Just yesterday, on the Metro, my eldest daughter (who has joined her sister and I on our daily commutes for the next three weeks) started reciting the Pledge of Allegiance. When I asked her just who she was pledging allegiance to, she replied “God” with a beautiful smile that reflected her confidence. And, this just in, a federal appeals court has just ruled that the Pledge is an “unconstitutional endorsement of religion and cannot be recited in schools.”

“No honey,” I replied. “You’re pledging allegiance to the many sacrifices people have made so that we could live like we do in this country.” I had to choose my words carefully. I was, afterall, speaking to an almost six year old.

But many adults don’t get it either. Many think we’re actually pledging alligiance to the flag itself, rather than the acts it represents. I’m reminded of a quote by Franklin K. Lane, former Secretary of the Interior, who stated in a 1914 Flag Day address: “I am what you make me; nothing more. I swing before your eyes as a bright gleam of color, a symbol of yourself.”

Don’t get me wrong, I’m proud to be an American. I don’t always agree with the policies of our government and of big business. But I realize, especially after 9/11 lifted the veil of ignorance from many of our eyes, that we do live a privileged life here. And I thank those who have fought on the battlefields, the courtrooms, and on the streets to keep these freedoms. I feel it’s my responsibility, though, to pass this message down to my children: the flag is the symbol and we should respect the acts it represents.

So the courts see the Pledge as violating our sacrosanct right to the separation of church and state. It’s the “under God” they are objecting to.

“Everybody stand. Right hand over heart. Ready. Begin.” The verse we so closely associate with our early years and fresh school mornings is to be recited no more.

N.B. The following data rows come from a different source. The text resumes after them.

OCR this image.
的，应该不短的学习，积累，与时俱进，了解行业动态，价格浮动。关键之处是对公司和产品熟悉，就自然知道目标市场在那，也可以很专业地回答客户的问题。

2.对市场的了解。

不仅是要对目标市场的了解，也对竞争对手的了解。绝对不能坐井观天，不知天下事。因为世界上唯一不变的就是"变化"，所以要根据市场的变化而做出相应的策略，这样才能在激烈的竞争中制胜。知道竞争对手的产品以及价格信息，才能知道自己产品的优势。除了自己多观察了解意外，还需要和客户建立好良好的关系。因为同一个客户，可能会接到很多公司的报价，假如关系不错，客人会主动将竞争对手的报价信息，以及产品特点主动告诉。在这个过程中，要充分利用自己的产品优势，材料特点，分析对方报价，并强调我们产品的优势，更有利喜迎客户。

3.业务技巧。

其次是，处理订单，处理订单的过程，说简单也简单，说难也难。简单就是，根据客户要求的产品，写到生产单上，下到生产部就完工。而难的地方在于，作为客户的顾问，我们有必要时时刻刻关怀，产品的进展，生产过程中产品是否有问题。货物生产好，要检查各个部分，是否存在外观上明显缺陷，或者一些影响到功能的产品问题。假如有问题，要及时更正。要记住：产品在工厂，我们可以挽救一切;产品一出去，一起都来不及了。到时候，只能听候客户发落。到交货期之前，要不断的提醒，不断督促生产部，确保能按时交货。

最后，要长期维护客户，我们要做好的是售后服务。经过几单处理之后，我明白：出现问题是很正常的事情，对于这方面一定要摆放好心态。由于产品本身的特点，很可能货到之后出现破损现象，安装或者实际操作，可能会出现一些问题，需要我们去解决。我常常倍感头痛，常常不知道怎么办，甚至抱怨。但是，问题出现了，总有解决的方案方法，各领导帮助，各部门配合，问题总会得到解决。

Update: The decision to prohibit children from saying the Pledge has been stayed until it can be reviewed by a panel of judges. There is a good interview on the U.S. Ninth Circuit Court of Appeals judge, Alfred Goodwin, who issued the decision. I especially like:

The former Oregon Supreme Court justice was appointed to the 9th Circuit by President Nixon in 1971. He was born in Washington and is a self-professed cowboy who, evidently, shoots from the hip.